O número é assustador e continua a aumentar. São já 29 as mortes registadas este ano por violência doméstica, sendo que 23 são mulheres e seis são homens. Infelizmente os especialistas garantem que não há apoios suficientes, e as consequências para quem o faz nem sempre são as devidas.

E quem o faz afinal? Aparentemente, qualquer tipo de pessoa, mesmo aquelas que geram reações típicas de quem o conhecia, como “Não esperava isto dele. Sempre foi muito simpático.” Podem ser simpáticos, pessoas de família e até ter altos cargos. Como ser militar da GNR, por exemplo.

É o caso desta família. De acordo com o “Correio da Manhã“, a primeira queixa por violência doméstica foi feita pela mulher em 2007. Hoje, 12 anos depois, continua a deixar marcas em quem lhe é próximo. Um militar da GNR de 58 anos, agora reformado, coleciona já uma lista de queixas e chegou a estar preso durante nove meses.

As agressões à mulher, agora com 51 anos, eram muitas e testemunhadas pelos filhos. Em 2008, o militar chegou inclusive a agredir também a filha, que na altura tinha 20 anos e estava grávida de sete meses. Tudo porque estava a tentar proteger a mãe. “Apanhou porque não tinha de se meter entre os pais”, foi a justificação do agressor.

A lei contra a violência doméstica é “completa”. Então, porque é que está a falhar tanto?
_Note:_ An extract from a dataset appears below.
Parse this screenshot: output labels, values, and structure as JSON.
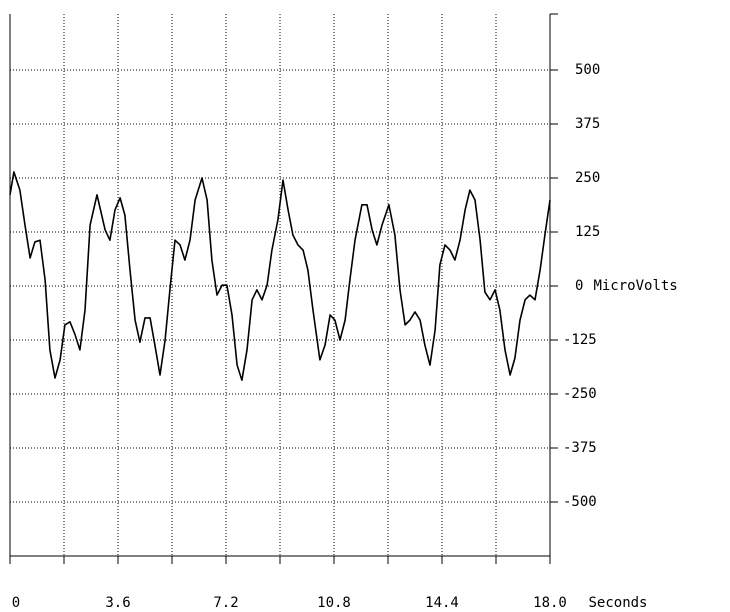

Dois anos depois, de baixa, com problemas com o álcool e sem tomar a medicação que devia, arrastou a mulher pelos pulsos e fechou-a no quarto. Situação a que o filho com apenas 4 anos assistiu. De acordo com o jornal diário, poucos meses depois, outra filha do casal, com 14 anos na altura, fugiu de casa e foi encontrada à porta da escola pela PSP, a quem contou que o pai a agredia.

Em 2015, a mulher saiu de casa e foi viver com a filha mais velha, onde o militar a encontrou, a arrastou pelos cabelos e deu murros na cabeça. Depois de uma ameaça com uma arma de fogo, o militar da GNR esteve nove meses em prisão preventiva em Tomar. Mal saiu, as agressões continuaram. Alcoolizado, pontapeou o filho por causa de um telemóvel.

Em setembro deste ano, deu entrada uma nova queixa. A mulher testemunhou no Tribunal de Sintra contra o militar, este ligou-lhe 90 vezes com ameaças de morte e enviou fotografias com corpos em morgues. Está agora em prisão preventiva na cadeia de Évora, mas não se sabe por quanto tempo.